Le Journal de Montreal - Weekend
BOWIE SANS MUSIQUE…
De Gabriel Range
Avec Johnny Flynn, Jena Malone, Marc Maron
Difficile d’imaginer un film sur David Bowie sans sa musique, mais c’est pourtant ce que propose le réalisateur Gabriel Range, également cosignataire du scénario de Stardust. En revenant sur l’épisode peu connu d’une tournée américaine pendant laquelle, manque de visa de travail oblige, Bowie (Johnny Flynn) ne pouvait jouer de musique, Gabriel Range tente de mettre toutes les chances de son côté malgré le refus de la succession de l’artiste d’autoriser l’emploi de ses pièces. Malheureusement, en choisissant d’ouvrir le long métrage avec l’auteur-compositeur-interprète plongé dans sa propre version de 2001, Odyssée de l’espace, inspiration de Space Oddity dont les notes ne retentissent pas, on reste déjà sur sa faim.
La suite est tout aussi frustrante, même si la plongée dans le coeur de la psyché de l’artiste inclassable n’est pas totalement dénuée d’intérêt.

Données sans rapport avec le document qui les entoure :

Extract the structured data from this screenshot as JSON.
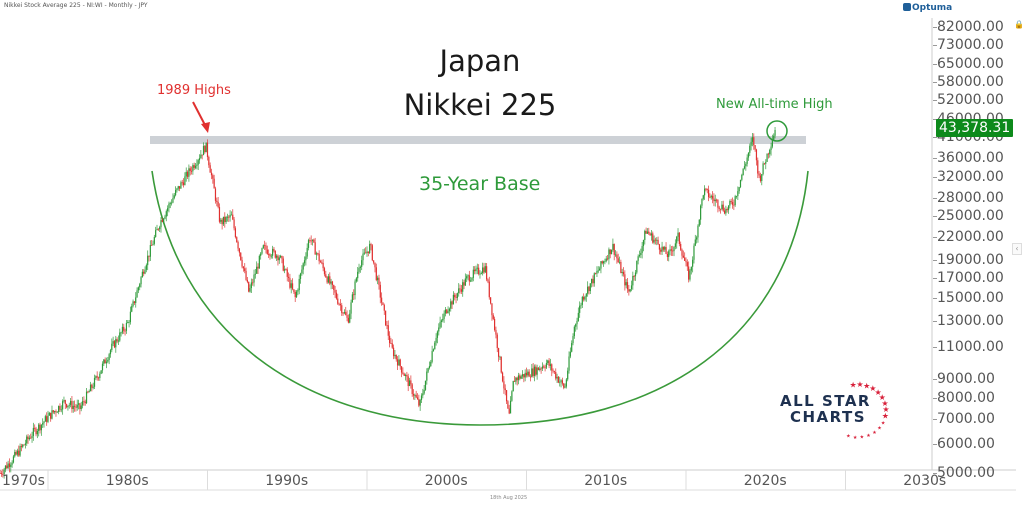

Un Bowie androgyne arrivant à l’aéroport de Washington D.C. soumis à des questions sur sa sexualité, un Bowie tourmenté par la schizophrénie de son frère et attendant d’être le prochain de la famille à finir à l’asile, ou un Bowie s’excusant du contrôle qu’exerce sa femme Angie Bowie (Jena Malone qu’on ne voit décidément pas assez) sur sa carrière sont quelques-uns des thèmes centraux de cette coproduction canadienne.
TENTATIVE DÉCEVANTE
L’acteur Johnny Flynn ne ressemble pas à Bowie, même avec quelques prothèses, ce qu’on pourrait lui pardonner s’il n’avait pas constamment l’air éteint, défoncé. Bowie, même sous l’influence de diverses drogues, n’avait pas ces yeux hagards et on a le sentiment bien désagréable que l’acteur ne parvient pas à saisir, et donc à rendre, ni l’intelligence ni la créativité de son sujet.
Seules les pièces My Death et Amsterdam, deux reprises de Jacques Brel, peuvent être entendues, la production n’ayant pas obtenu l’autorisation de la succession de l’artiste d’utiliser ses pièces originales. Si ces deux pièces sont magnifiques, on est loin de pouvoir s’imprégner de l’oeuvre et du génie de Bowie. Et comme ce film veut montrer la création du personnage de Ziggy Stardust alors que le musicien vient de sortir The Man Who Sold The World, l’absence de musique rend donc caduque cette tentative d’exploration artistique.